A Transplanted Gardener Feb 1996 Companion Planting Part 2

Companion planting continued from last month.

ALOE VERA - Aloe is a vegetable in the lily and allium family. Because of the bitter taste of the aloe gel it is virtually free of pests and diseases. The gel can be used for bums, as a laxative, for stomach ulcers, and can be used as a tree wound dressing when pruning trees. Aloe powder sprinkled over plants will repel rabbits and when the plants are thrown into chicken drinking water improves their health.

CATNIP - Fresh catnip steeped in water can be used as a spray to repel flea beetles as it contains an insect repellent oil. Fresh catnip will also repel black ants.

CHERRY - Potatoes are less resistant to blight when grown near cherries. Wheat also dislikes cherries.

CITRUS - Guava and live oak seem to have a protective influence on citrus trees.

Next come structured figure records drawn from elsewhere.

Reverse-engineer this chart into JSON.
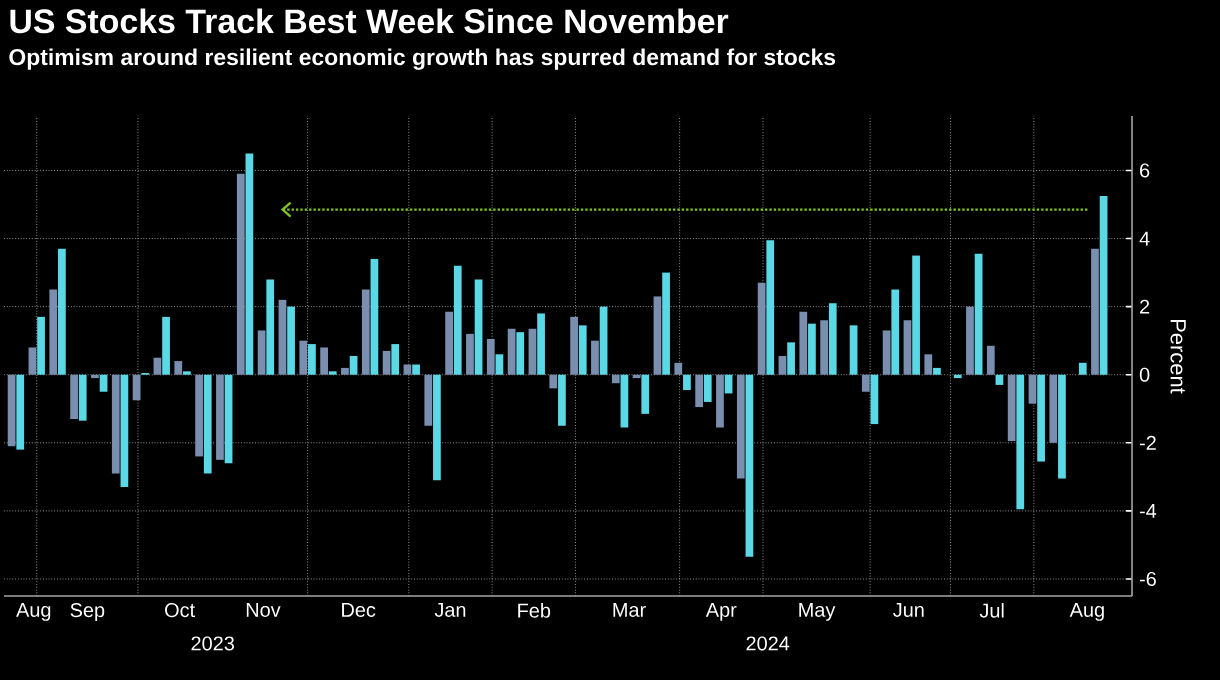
{
  "chart_data": {
    "type": "bar",
    "title": "US Stocks Track Best Week Since November",
    "subtitle": "Optimism around resilient economic growth has spurred demand for stocks",
    "ylabel": "Percent",
    "x": [
      "2023-08-18",
      "2023-08-25",
      "2023-09-01",
      "2023-09-08",
      "2023-09-15",
      "2023-09-22",
      "2023-09-29",
      "2023-10-06",
      "2023-10-13",
      "2023-10-20",
      "2023-10-27",
      "2023-11-03",
      "2023-11-10",
      "2023-11-17",
      "2023-11-24",
      "2023-12-01",
      "2023-12-08",
      "2023-12-15",
      "2023-12-22",
      "2023-12-29",
      "2024-01-05",
      "2024-01-12",
      "2024-01-19",
      "2024-01-26",
      "2024-02-02",
      "2024-02-09",
      "2024-02-16",
      "2024-02-23",
      "2024-03-01",
      "2024-03-08",
      "2024-03-15",
      "2024-03-22",
      "2024-03-29",
      "2024-04-05",
      "2024-04-12",
      "2024-04-19",
      "2024-04-26",
      "2024-05-03",
      "2024-05-10",
      "2024-05-17",
      "2024-05-24",
      "2024-05-31",
      "2024-06-07",
      "2024-06-14",
      "2024-06-21",
      "2024-06-28",
      "2024-07-05",
      "2024-07-12",
      "2024-07-19",
      "2024-07-26",
      "2024-08-02",
      "2024-08-09",
      "2024-08-16"
    ],
    "series": [
      {
        "color": "#7a8fb0",
        "values": [
          -2.1,
          0.8,
          2.5,
          -1.3,
          -0.1,
          -2.9,
          -0.75,
          0.5,
          0.4,
          -2.4,
          -2.5,
          5.9,
          1.3,
          2.2,
          1.0,
          0.8,
          0.2,
          2.5,
          0.7,
          0.3,
          -1.5,
          1.85,
          1.2,
          1.05,
          1.35,
          1.35,
          -0.4,
          1.7,
          1.0,
          -0.25,
          -0.1,
          2.3,
          0.35,
          -0.95,
          -1.55,
          -3.05,
          2.7,
          0.55,
          1.85,
          1.6,
          0.0,
          -0.5,
          1.3,
          1.6,
          0.6,
          0.0,
          2.0,
          0.85,
          -1.95,
          -0.85,
          -2.0,
          0.0,
          3.7
        ]
      },
      {
        "color": "#5ad8e6",
        "values": [
          -2.2,
          1.7,
          3.7,
          -1.35,
          -0.5,
          -3.3,
          0.05,
          1.7,
          0.1,
          -2.9,
          -2.6,
          6.5,
          2.8,
          2.0,
          0.9,
          0.1,
          0.55,
          3.4,
          0.9,
          0.3,
          -3.1,
          3.2,
          2.8,
          0.6,
          1.25,
          1.8,
          -1.5,
          1.45,
          2.0,
          -1.55,
          -1.15,
          3.0,
          -0.45,
          -0.8,
          -0.55,
          -5.35,
          3.95,
          0.95,
          1.5,
          2.1,
          1.45,
          -1.45,
          2.5,
          3.5,
          0.2,
          -0.1,
          3.55,
          -0.3,
          -3.95,
          -2.55,
          -3.05,
          0.35,
          5.25
        ]
      }
    ],
    "xlim": [
      "2023-08-14",
      "2024-08-27"
    ],
    "xticks": [
      {
        "value": "2023-08-25",
        "label": null
      },
      {
        "value": "2023-09-28",
        "label": null
      },
      {
        "value": "2023-11-24",
        "label": null
      },
      {
        "value": "2023-12-28",
        "label": null
      },
      {
        "value": "2024-01-25",
        "label": null
      },
      {
        "value": "2024-02-22",
        "label": null
      },
      {
        "value": "2024-03-28",
        "label": null
      },
      {
        "value": "2024-04-25",
        "label": null
      },
      {
        "value": "2024-05-31",
        "label": null
      },
      {
        "value": "2024-06-27",
        "label": null
      },
      {
        "value": "2024-07-25",
        "label": null
      },
      {
        "value": "2023-08-24",
        "label": "Aug"
      },
      {
        "value": "2023-09-11",
        "label": "Sep"
      },
      {
        "value": "2023-10-12",
        "label": "Oct"
      },
      {
        "value": "2023-11-09",
        "label": "Nov"
      },
      {
        "value": "2023-12-11",
        "label": "Dec"
      },
      {
        "value": "2024-01-11",
        "label": "Jan"
      },
      {
        "value": "2024-02-08",
        "label": "Feb"
      },
      {
        "value": "2024-03-11",
        "label": "Mar"
      },
      {
        "value": "2024-04-11",
        "label": "Apr"
      },
      {
        "value": "2024-05-13",
        "label": "May"
      },
      {
        "value": "2024-06-13",
        "label": "Jun"
      },
      {
        "value": "2024-07-11",
        "label": "Jul"
      },
      {
        "value": "2024-08-12",
        "label": "Aug"
      }
    ],
    "ylim": [
      -6.5,
      7.6
    ],
    "yticks": [
      -6,
      -4,
      -2,
      0,
      2,
      4,
      6
    ],
    "grid": true,
    "ref_lines": [
      {
        "axis": "y",
        "value": 4.85,
        "color": "#7fc31c",
        "line_style": "dotted"
      }
    ],
    "annotations": [
      "2023",
      "2024"
    ]
  }
}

CLOVER - Clover is a great way to add nitrogen to the soil and is drought resistant. Consider planting clover with your lawn, in the orchard, the paths in your garden, and between rows of grapes. Clover dislikes henbane and the buttercup family.

DUSTY MILLER - Said to repel rabbits when planted around flowers and veggies.

FRUIT TREES - Benefit from plantings of mustard and clovers as ground clover. Also likes the allium family, horseradish, and stinging nettle.

GERANIUM - Geraniums are not only pretty but come in a large scented assortment that can be made into jellies and pot pourris. They repel cabbage worms and when planted around grapes, corn, and roses repel Japanese beetles.

HYSSOP - Plant with grapes to increase their yield. Bees love hyssop blossoms but some insects, like the cabbage butterfly, find it a repellent. Radishes dislike hyssop.

MARIGOLD - Probably best known for its stinky foliage, it's perhaps the best control for nematodes. Marigolds control nematodes by producing chemicals through their roots which slowly kills them. Studies have found that the African marigold which has the strongest odor works best. At the end of the gardening season let the marigolds go to seed and till them in. They self-seed readily and next season you'll have plenty of "golds" growing everywhere.

RASPBERRY - Raspberries and blackberries dislike each other. It is also best to grow red and black raspberries apart as the reds can carry a disease that will harm the blacks. Potatoes dislike raspberries.

ROSE - The allium family planted around roses is said to repel aphids and protect them from mildew and black spot. Alliums are used in Bulgaria to induce roses to produce a stronger perfume. Parsley helps repel rose beetles and lupines improve the nitrogen content of the soil and attract earthworms (please call me if this happens!).

SYCAMORE - Sycamore roots inhibit the growth of any plants underneath it. The good news is that if you boil the bark and make it into a poultice it is good to use for poison ivy.

WALNUT - Black walnut trees produce a substance in their roots and leaves which, like the sycamore, inhibits the growth of many plants therefore mulching or composting the leaves may not be wise. But on the other hand the leaves are said to repel fleas so try scattering them around the dog kennel. Plants that dislike walnut trees include apples, potatoes, tomatoes, and blackberries. English walnut trees do not have any root/leave inhibitors.

WELD MORNING GLORY - You have probably noticed that catalogs will often state that they cannot ship morning glory seed or plants to Arizona. It is rampant is some parts of the state although the Indians often grew it with corn. Morning glory can be killed by spraying a little white vinegar into the center of each vine.

WORMWOOD - Also commonly known as Artemisia, wormwood is an excellent repellent for moths, flea beetles and cabbage worm butterfly. A wormwood tea bath will rid cats and dogs of fleas. Sage, fennel, and most herbs dislike artemisia.

If you have enjoyed this series about companion planting and would like to learn more, Louise Riotte's Carrots love Tomatoes, 226 pages,  published by Storey Communications, Inc. is considered by many to be the essential companion planting guide. Happy Planting!  It is available in the Cochise County Library District.